我畢竟入了這個行當並不久,難免會有生疏紕漏的知識點,把目光從那深邃不已的黑暗深淵中收回來,我將心神穩定住,皺著眉頭問道:“什麽是咫尺天涯?”


    張靜茹聽到我這般問,不由有些小自得,說這咫尺天涯,是道家洞天福地、佛家納虛芥子的一種說法,我也隻是聽我師父提過幾次,不是很清楚,大概就是在穩定空間處製造出一處極不穩定的所在,將某一片區域,給單獨隔離出來……


    她說得含糊而玄幻,而雜毛小道卻清楚得很,跟我解釋道:“這就是一種空間迷陣,與我們在香港和合墳山、巴東黑竹溝裏麵的道理是一樣的,整個空間給折疊起來,化作了一個迷宮,讓我們無論如何跑動,都隻能夠困於此內,如果不將其打破,隻怕我們一輩子,都走脫不出去——類似的東西,很多地方,包括我們茅山宗後院也有,都是前人遺留下來的,現在懂這個東西的人,幾乎沒有,差不多是在南宋末年的時候,出現的斷層。”

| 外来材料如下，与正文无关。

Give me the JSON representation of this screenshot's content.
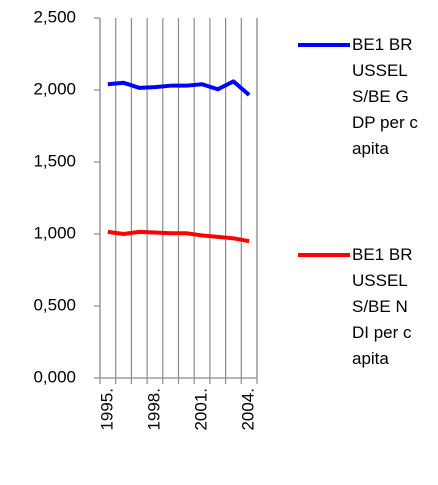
{
  "chart_data": {
    "type": "line",
    "categories": [
      "1995.",
      null,
      null,
      "1998.",
      null,
      null,
      "2001.",
      null,
      null,
      "2004."
    ],
    "series": [
      {
        "name": "BE1 BRUSSELS/BE GDP per capita",
        "color": "#0000ff",
        "values": [
          2040,
          2050,
          2015,
          2020,
          2030,
          2030,
          2040,
          2005,
          2060,
          1965
        ]
      },
      {
        "name": "BE1 BRUSSELS/BE NDI per capita",
        "color": "#ff0000",
        "values": [
          1015,
          1000,
          1015,
          1010,
          1005,
          1005,
          990,
          980,
          970,
          950
        ]
      }
    ],
    "ylim": [
      0,
      2500
    ],
    "yticks": [
      {
        "value": 0,
        "label": "0,000"
      },
      {
        "value": 500,
        "label": "0,500"
      },
      {
        "value": 1000,
        "label": "1,000"
      },
      {
        "value": 1500,
        "label": "1,500"
      },
      {
        "value": 2000,
        "label": "2,000"
      },
      {
        "value": 2500,
        "label": "2,500"
      }
    ],
    "grid": true
  }
}
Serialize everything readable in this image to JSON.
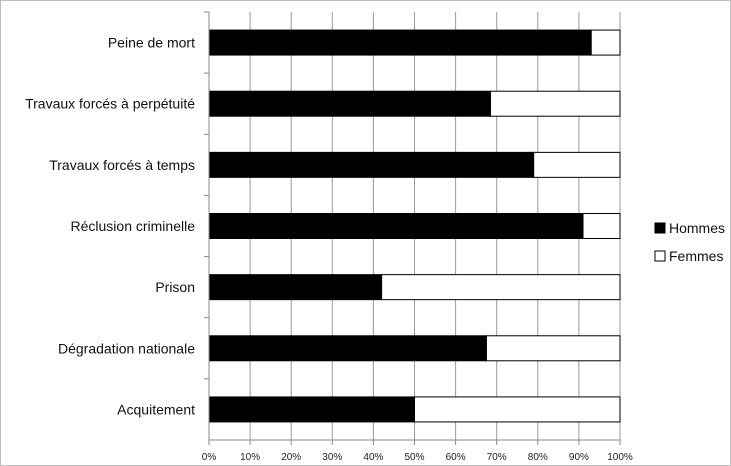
{
  "chart_data": {
    "type": "bar",
    "orientation": "horizontal",
    "stacked": true,
    "normalized_percent": true,
    "title": "",
    "xlabel": "",
    "ylabel": "",
    "categories": [
      "Peine de mort",
      "Travaux forcés à perpétuité",
      "Travaux forcés à temps",
      "Réclusion criminelle",
      "Prison",
      "Dégradation nationale",
      "Acquitement"
    ],
    "series": [
      {
        "name": "Hommes",
        "color": "#000000",
        "values": [
          93,
          68.5,
          79,
          91,
          42,
          67.5,
          50
        ]
      },
      {
        "name": "Femmes",
        "color": "#ffffff",
        "values": [
          7,
          31.5,
          21,
          9,
          58,
          32.5,
          50
        ]
      }
    ],
    "xlim": [
      0,
      100
    ],
    "x_ticks": [
      0,
      10,
      20,
      30,
      40,
      50,
      60,
      70,
      80,
      90,
      100
    ],
    "x_tick_labels": [
      "0%",
      "10%",
      "20%",
      "30%",
      "40%",
      "50%",
      "60%",
      "70%",
      "80%",
      "90%",
      "100%"
    ],
    "grid": "vertical",
    "legend_position": "right"
  }
}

    提到南宋末年,我立刻想到了崖山之戰,十萬軍民投海,文明斷隔,從此之後,再無中國。


    不過現在也不是追尋曆史的時機,我望著窗外那黑黢黢的懸崖,說我倘若從這裏跳下去,是直接逃脫陣中,出現在原本的廠房之外,還是跌落深淵,再無歸期?

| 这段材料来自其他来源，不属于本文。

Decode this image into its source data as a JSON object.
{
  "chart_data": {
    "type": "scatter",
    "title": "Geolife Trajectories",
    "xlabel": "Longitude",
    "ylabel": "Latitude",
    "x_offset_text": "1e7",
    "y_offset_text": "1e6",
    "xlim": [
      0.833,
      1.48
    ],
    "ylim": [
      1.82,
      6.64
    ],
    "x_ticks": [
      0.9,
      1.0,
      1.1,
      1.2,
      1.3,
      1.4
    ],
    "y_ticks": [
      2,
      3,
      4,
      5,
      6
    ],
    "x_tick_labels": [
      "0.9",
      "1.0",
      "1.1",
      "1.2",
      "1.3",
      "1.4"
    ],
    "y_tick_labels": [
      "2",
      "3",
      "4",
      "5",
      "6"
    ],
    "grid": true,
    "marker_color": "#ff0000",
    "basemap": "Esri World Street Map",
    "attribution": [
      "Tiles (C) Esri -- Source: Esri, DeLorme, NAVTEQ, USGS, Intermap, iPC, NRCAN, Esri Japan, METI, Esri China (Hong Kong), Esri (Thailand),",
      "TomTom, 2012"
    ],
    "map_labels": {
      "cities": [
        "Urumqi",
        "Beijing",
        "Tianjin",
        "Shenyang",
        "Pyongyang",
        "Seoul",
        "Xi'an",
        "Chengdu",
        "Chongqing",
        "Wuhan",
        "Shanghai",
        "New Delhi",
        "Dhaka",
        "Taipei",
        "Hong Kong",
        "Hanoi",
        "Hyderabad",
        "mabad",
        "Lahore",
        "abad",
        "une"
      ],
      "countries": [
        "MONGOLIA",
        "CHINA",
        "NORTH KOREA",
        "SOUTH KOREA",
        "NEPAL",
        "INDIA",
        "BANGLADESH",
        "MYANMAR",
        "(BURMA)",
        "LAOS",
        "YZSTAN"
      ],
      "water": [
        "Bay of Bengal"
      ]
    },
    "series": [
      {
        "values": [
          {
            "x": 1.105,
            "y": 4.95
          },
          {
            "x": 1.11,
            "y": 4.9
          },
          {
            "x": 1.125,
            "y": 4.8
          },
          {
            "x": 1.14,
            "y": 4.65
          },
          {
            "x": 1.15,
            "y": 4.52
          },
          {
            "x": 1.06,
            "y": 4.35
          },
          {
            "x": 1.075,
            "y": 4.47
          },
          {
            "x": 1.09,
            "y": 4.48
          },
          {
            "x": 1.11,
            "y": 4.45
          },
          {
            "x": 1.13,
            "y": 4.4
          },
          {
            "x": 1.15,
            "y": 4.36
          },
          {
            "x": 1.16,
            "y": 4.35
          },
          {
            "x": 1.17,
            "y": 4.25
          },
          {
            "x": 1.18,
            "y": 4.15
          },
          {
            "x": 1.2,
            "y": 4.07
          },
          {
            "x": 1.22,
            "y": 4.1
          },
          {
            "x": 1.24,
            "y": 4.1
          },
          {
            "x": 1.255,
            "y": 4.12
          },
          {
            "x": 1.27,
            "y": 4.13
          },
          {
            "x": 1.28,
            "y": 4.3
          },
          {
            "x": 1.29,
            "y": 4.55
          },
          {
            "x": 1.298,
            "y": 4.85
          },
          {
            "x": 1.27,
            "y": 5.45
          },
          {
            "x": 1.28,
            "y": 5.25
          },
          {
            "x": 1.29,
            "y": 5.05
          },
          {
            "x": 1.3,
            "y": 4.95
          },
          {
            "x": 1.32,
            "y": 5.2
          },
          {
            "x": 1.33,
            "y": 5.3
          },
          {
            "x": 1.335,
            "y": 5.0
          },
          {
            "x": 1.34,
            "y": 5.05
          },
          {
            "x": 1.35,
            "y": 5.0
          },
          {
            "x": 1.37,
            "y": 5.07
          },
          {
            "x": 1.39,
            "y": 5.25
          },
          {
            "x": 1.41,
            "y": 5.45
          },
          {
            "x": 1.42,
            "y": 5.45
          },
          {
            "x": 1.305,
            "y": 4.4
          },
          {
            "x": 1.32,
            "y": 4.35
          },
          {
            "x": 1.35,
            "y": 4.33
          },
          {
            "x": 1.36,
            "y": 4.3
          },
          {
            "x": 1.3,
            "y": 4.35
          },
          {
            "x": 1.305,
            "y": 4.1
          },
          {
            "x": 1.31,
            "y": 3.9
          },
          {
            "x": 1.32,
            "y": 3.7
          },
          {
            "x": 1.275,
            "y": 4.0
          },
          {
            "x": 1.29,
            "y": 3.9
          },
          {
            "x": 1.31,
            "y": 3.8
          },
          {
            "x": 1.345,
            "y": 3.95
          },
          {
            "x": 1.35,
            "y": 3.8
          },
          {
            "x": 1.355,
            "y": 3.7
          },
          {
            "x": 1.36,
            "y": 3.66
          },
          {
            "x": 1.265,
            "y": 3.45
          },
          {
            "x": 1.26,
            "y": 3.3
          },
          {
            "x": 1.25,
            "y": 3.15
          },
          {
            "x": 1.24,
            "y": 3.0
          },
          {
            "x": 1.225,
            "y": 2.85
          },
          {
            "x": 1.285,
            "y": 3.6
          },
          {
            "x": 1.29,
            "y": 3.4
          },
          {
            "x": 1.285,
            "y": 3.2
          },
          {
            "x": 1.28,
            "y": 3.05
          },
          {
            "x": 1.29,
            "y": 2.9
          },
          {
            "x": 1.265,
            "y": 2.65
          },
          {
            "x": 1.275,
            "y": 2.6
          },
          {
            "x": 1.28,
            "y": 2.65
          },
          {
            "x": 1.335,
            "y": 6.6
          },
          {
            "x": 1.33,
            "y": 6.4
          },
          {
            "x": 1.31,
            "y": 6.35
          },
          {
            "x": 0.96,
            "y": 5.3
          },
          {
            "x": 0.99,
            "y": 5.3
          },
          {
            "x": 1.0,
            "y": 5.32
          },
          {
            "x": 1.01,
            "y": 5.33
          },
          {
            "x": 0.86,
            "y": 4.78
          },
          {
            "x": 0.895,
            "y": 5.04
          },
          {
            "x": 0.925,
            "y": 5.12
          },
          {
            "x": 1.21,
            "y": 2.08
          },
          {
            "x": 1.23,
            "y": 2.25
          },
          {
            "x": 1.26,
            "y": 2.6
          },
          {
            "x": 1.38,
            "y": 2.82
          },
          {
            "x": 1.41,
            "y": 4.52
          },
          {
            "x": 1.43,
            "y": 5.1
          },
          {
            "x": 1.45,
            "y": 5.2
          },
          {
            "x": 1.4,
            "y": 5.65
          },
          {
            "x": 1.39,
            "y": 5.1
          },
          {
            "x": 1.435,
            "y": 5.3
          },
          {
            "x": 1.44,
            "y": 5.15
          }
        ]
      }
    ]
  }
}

    雜毛小道望了一眼那令人生懼的懸崖深淵,咽了咽口水,說道:“我勸你最好不要這麽嚐試,據我所知,在茅山迷陣中貿然跳崖的,通常都已經腦死亡、植物人了,固執的認為自己死了,除了我師叔祖李道子之外,百年以來,沒有人能夠活過來!”


    聽到雜毛小道兩次提起茅山,張靜茹終於反應過來,遲疑地看著麵前這個臉容削瘦的青年,說道:“你居然是茅山道士?你師父是誰?”


    我聽雜毛小道說過,張靜茹她這一脈,其實是茅山的分支,所以倘若算起來,兩者應該是有些關係的,不過雜毛小道似乎並不願意攀談這些東西,隻是淡淡地說道:“一個棄徒,便不敢再外人麵前自認茅山了,慚愧,慚愧……”


    我忍不住笑了一下,這個家夥也是在見菜吃飯——當年與我相識的時候,還不是一口一個茅山門下,臉皮厚得要死,此刻卻又矜持起來。


    沒想到張靜茹正吃他這一套,頓時也好似找到知音一般,安慰他道:“其實我的師祖也是當年虛清真人的徒弟,後來參與抗戰,接著投入中正先生麾下,便被除了名籍,算起來也是個棄徒。”兩人一番攀談,似乎頗有相見恨晚之意,我在旁邊冷眼旁觀,沒有說話。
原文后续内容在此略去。